The decision paid off. Bloomquist had two run-scoring singles and Cole Gillespie had an RBI single — both right-handed hitters — to drive in all the runs.

“Willie had a pretty darn good game,” McClendon said. “Other than that, we didn’t hit him really hard. I’ve said all along — sometimes it’s better to be lucky than good. Today we were fortunate. We got some seeing-eye hits. And it’s about time we get our share of those.”

Smyly was never sharp from the start. And it fell apart in the second inning. Stefen Romero yanked a one-out single into left field and John Buck followed with a bloop single to center. Romero got a nice read on the soft flare and was able to advance from first to third on the play. That heads-up running loomed large when Gillespie hit a swinging bunt off the end of his bat just past the mound for an infield single that allowed Romero to race home.

Later with two outs in the inning, Bloomquist pulled a ground ball through the left side of the infield to score Gillespie from second and make it 2-0.

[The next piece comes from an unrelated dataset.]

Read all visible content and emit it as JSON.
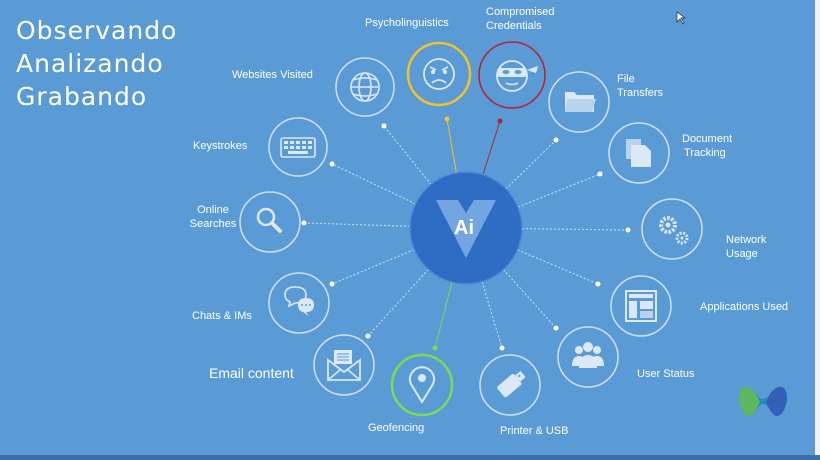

“I’m just trying to get good pitches to hit,” Bloomquist said. “For me, that’s the biggest challenge right now is to make sure I swing at strikes. Without consistent reps, you are kind of up there swinging at stuff you shouldn’t be.”

When Smyly finally got Chavez to ground out to end the inning, he’d thrown 38 pitches in the frame and was at 54 total.

The Tigers answered as only they can with brute power in the fourth inning. Miguel Cabrera took advantage of a 0-2 fastball up in the strike zone from Mariners starter Chris Young and crushed it into the left-field seats for his second homer in as many days and 10th of the season.

“He’s an unbelievable hitter,” Young said. “There’s no real way to get him out. You just kind of get lucky.”

The Mariners’ makeshift lineup answered as only it could, scratching a run across.

Gillespie reached on a throwing error by shortstop Andrew Romine, stole second and then scored when Bloomquist dumped a single into right field off Smyly to make it 3-1.

Detroit cut the lead to 3-2 in the seventh inning. Austin Jackson led off with a double to center off Young, ending his outing. Jackson later came around to score on a wild pitch by Dominic Leone. The Mariners looked on the verge of giving up the lead. But with two outs and runners on first and second, Gillespie made a brilliant running catch, slamming into the left-field wall and robbing Ian Kinsler of a double to end the inning.

“It was a ball that I thought I had a pretty good jump on from the get go,” Gillespie said. “The wall actually snuck up on me. I thought I had more room to go.”

Young (5-2) worked six innings, giving up two runs on three hits with two walks and a season-high six strikeouts. He improved to 3-0 in five starts at Safeco Field.